When the RE-Powering initiative began in 2008, there were only sixteen renewable energy projects on contaminated land—now, there are sixty. The report indicates that twenty-four of the sites are privately owned. A vast majority of the projects (forty-nine) are solar energy projects.
Contaminated lands seem to have tremendous potential as sites for renewable energy projects. EPA estimated that there are almost fifteen million acres of contaminated land that could be used for approximately 490,000 renewable energy sites. In furthering its RE-Powering initiative, EPA has provided a Google Earth interactive map that shows the location of contaminated areas provides supplemental information for each contaminated site. There are both state and federal incentives for such projects. Information on North Carolina’s incentives can be found here. However, according to EPA’s recent report, there are no renewable energy projects on contaminated land in North Carolina.

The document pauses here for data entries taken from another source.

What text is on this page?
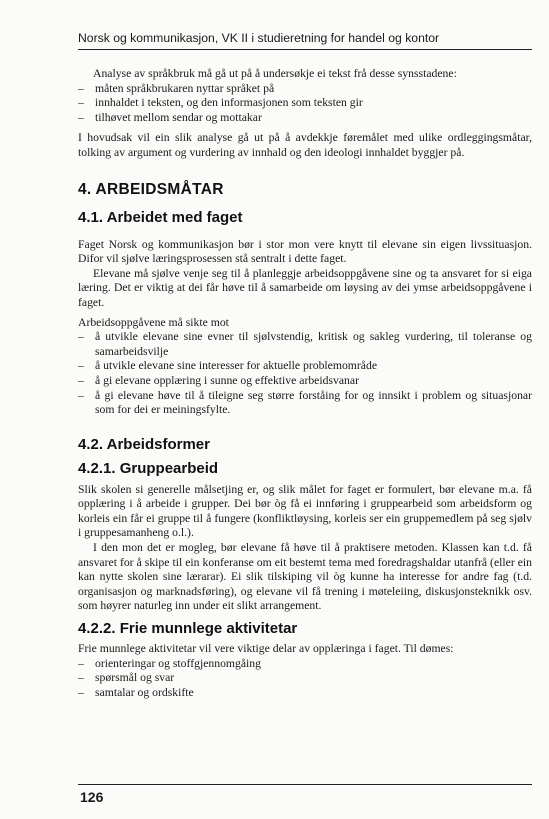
Norsk og kommunikasjon, VK II i studieretning for handel og kontor

Analyse av språkbruk må gå ut på å undersøkje ei tekst frå desse synsstadene:

– måten språkbrukaren nyttar språket på
– innhaldet i teksten, og den informasjonen som teksten gir
– tilhøvet mellom sendar og mottakar

I hovudsak vil ein slik analyse gå ut på å avdekkje føremålet med ulike ordleggingsmåtar, tolking av argument og vurdering av innhald og den ideologi innhaldet byggjer på.

4. ARBEIDSMÅTAR
4.1. Arbeidet med faget

Faget Norsk og kommunikasjon bør i stor mon vere knytt til elevane sin eigen livssituasjon. Difor vil sjølve læringsprosessen stå sentralt i dette faget.

Elevane må sjølve venje seg til å planleggje arbeidsoppgåvene sine og ta ansvaret for si eiga læring. Det er viktig at dei får høve til å samarbeide om løysing av dei ymse arbeidsoppgåvene i faget.

Arbeidsoppgåvene må sikte mot

– å utvikle elevane sine evner til sjølvstendig, kritisk og sakleg vurdering, til toleranse og samarbeidsvilje
– å utvikle elevane sine interesser for aktuelle problemområde
– å gi elevane opplæring i sunne og effektive arbeidsvanar
– å gi elevane høve til å tileigne seg større forståing for og innsikt i problem og situasjonar som for dei er meiningsfylte.
4.2. Arbeidsformer
4.2.1. Gruppearbeid

Slik skolen si generelle målsetjing er, og slik målet for faget er formulert, bør elevane m.a. få opplæring i å arbeide i grupper. Dei bør òg få ei innføring i gruppearbeid som arbeidsform og korleis ein får ei gruppe til å fungere (konfliktløysing, korleis ser ein gruppemedlem på seg sjølv i gruppesamanheng o.l.).

I den mon det er mogleg, bør elevane få høve til å praktisere metoden. Klassen kan t.d. få ansvaret for å skipe til ein konferanse om eit bestemt tema med foredragshaldar utanfrå (eller ein kan nytte skolen sine lærarar). Ei slik tilskiping vil òg kunne ha interesse for andre fag (t.d. organisasjon og marknadsføring), og elevane vil få trening i møteleiing, diskusjonsteknikk osv. som høyrer naturleg inn under eit slikt arrangement.

4.2.2. Frie munnlege aktivitetar

Frie munnlege aktivitetar vil vere viktige delar av opplæringa i faget. Til dømes:

– orienteringar og stoffgjennomgåing
– spørsmål og svar
– samtalar og ordskifte
126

Are contaminated sites the answer to land use issues associated with large renewable energy projects? It would seem that there would be fewer competing interests if the land has little value for other uses. In fact, a recent court case illustrates how valuable contaminated lands may be to large renewable energy projects. In Western Watersheds Project v. Salazar, a federal court dismissed a challenge to the Bureau of Land Management’s approval of a $2.1 billion solar energy project being constructed in the Mojave Desert. Plaintiff’s brought suit under several environmental laws, including the Endangered Species Act. Plaintiff claimed, among other things, that the agency failed to determine and weigh the solar project’s impact on desert tortoises, a threatened species in the area. While the court’s decision signaled a “win” for the solar project, the case illustrates the range of obstacles that large renewable energy projects face. For example, the owner of the solar project, BrightSource Energy, spent over $56 million to protect the desert tortoise.
While the Endangered Species Act is not a land use law, it certainly has land use implications, which are often controversial. But, what makes Salazar interesting, in light of the EPA’s recent report, is that land in the desert, at least historically, has been viewed as having little “value.” But, the growing interest in the desert as a valuable ecosystem creates an inherent conflict amongst environmental interests—in Salazar, the solar project indirectly helps the tortoise by reducing greenhouse gases, yet destroys its habitat at the same time.

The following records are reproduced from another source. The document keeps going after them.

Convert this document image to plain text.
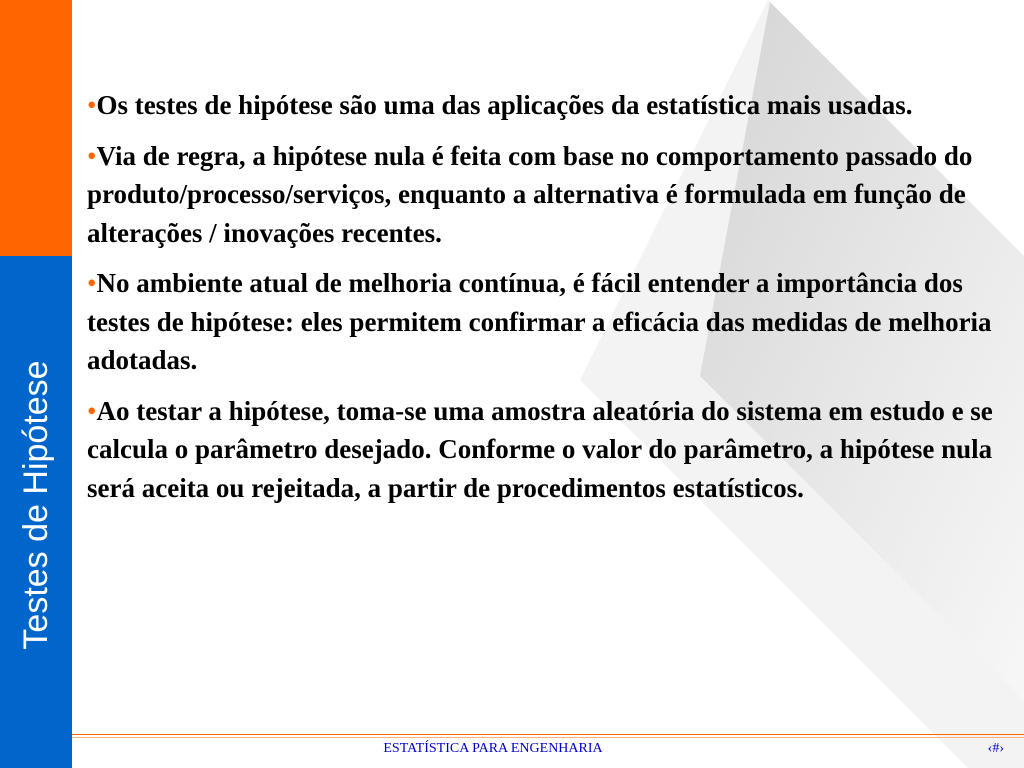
Testes de Hipótese

•Os testes de hipótese são uma das aplicações da estatística mais usadas.

•Via de regra, a hipótese nula é feita com base no comportamento passado do produto/processo/serviços, enquanto a alternativa é formulada em função de alterações / inovações recentes.

•No ambiente atual de melhoria contínua, é fácil entender a importância dos testes de hipótese: eles permitem confirmar a eficácia das medidas de melhoria adotadas.

•Ao testar a hipótese, toma-se uma amostra aleatória do sistema em estudo e se calcula o parâmetro desejado. Conforme o valor do parâmetro, a hipótese nula será aceita ou rejeitada, a partir de procedimentos estatísticos.

ESTATÍSTICA PARA ENGENHARIA	‹#›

Another example of the internal conflict between wildlife interests and renewable energy interests can be found here in North Carolina. In North Carolina, wind projects have faced stiff opposition, stemming from concern over potential bird collisions. Regarding the Pantego Wind Energy project in eastern North Carolina, some are particularly concerned with the projects impact on bald eagles. Recently, a new wind farm project was approved, but it is unclear whether this new project will succeed where others have failed.
Contaminated land offers great value as a site for renewable energy. But even contaminated land may be subject to competing wildlife protection interests.